Slimy sales executive and expert shit-stirrer Christopher Chappell (Frederick Bartman - perhaps best known these days for being acquitted of beating an employee in his antiques shop to death in 1991) is quick to point out to Stock that Jane and Fleet have gone off together, though when he encounters her on the hotel landing later she denies it, suffering his drunken attempt at snogging her before returning to her room, and Fleet.


On the flight to Rome the next day, Auntie Forbes, a man who's never been encumbered by relationships with women, senses Stock's not enjoying the trip much.  As he stresses to his co-pilot the need to properly take in one's surroundings on a visit abroad, Robert Urquhart stumbles over his lines in a manner worthy of William Hartnell: "You know, if you're wandering around some purpose, you should, er, er, really try to make it of some purpose."  Auntie decides he'll have to take Stock in hand and ensure he sees everything worth seeing.


Jane, meanwhile, has fallen head over heels for Fleet: "You're so different from the sort of men I usually go out with... you're witty, with it, hep."  "Hip... not hep, hip."  "There you are, you see!"


Their increasingly close relationship just serves to aggravate Stock, who's become totally obsessed with Jane, eventually leading to a punch-up between the pilot and the salesman aboard the plane.


This leads to a splendidly farcical scene as Don and the rest of the sales crew try their best to convince a potential buyer that everything's hunky dory.


Don's keen to forget about the incident, but it serves as a perfect opportunity for Chappell, who's not exactly subtle about his desire for the sales director's job, to embarrass his boss: "You know as well as I do Mr Wilder will hit the roof when he hears about this."  "Well who's going to tell him?" "Aren't you?"


By this time, the sales flight has reached Greece.  At a party held by a potential buyer (with some tremendous extras among the partygoers), Stock has another try with Jane: "Single people think if you're married you're miraculously satisfied," he laments, only to be stopped in his tracks by her response: "I was".

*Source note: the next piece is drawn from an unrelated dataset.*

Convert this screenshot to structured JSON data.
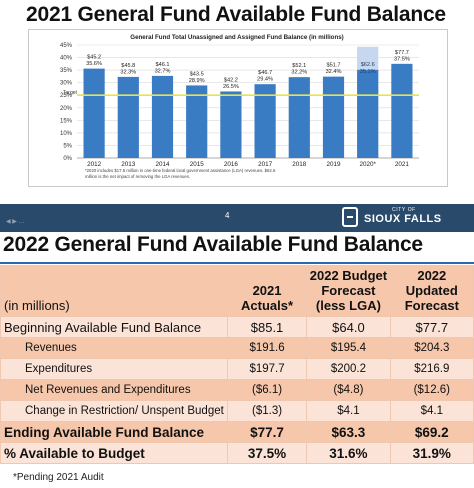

The highlight of the episode, and Nichols' finest dialogue, come in a tender scene between Fleet and Jane, in which the swaggering PR man reveals that underneath his bravado he's a bundle of insecurities, and feels greatly inferior to a man like Stock, who, in being able to fly a plane, has an undeniable skill: "Untalented people like you or me, and like Don, we just spend all our time trying to keep our jobs, or trying to get someone else's."  Touched by this vulnerable side to her lover, Jane promises to help him become more fulfilled.  "You've no idea what it'd be like, helping me.  You'd have to find enough optimism for both of us, because I never finish anything."


Stock's now sobered up from his infatuation with Jane, giving her relationship with Fleet his blessing and shifting his aggression to a more deserving target in Chappell.

When the Sovereign finally returns to London, Stock's greeted by his who wife, who notices the results of his scuffle with Fleet:  "What have you done to your face? Was it a belly dancer?" (I don't know if the casting of 30s film star Viola Keats - 15 years Glyn Houston's senior - was meant to explain Stock's interest in another woman.  If so it backfires as in her all-too-brief screen time she gives such a vivacious performance it seems baffling that he'd ever want to stray).  Meanwhile, Jane waits for Fleet, who's nipped off for a few minutes.  He doesn't come back.


As Don and Auntie offer her a ride in their taxi, Jane faces up to the fact that sometimes optimism just isn't enough...

It's a brilliant, heartbreaking piece of TV drama, and a welcome reminder that The Plane Makers can be a lot more than just middle-aged men in suits when it wants to be.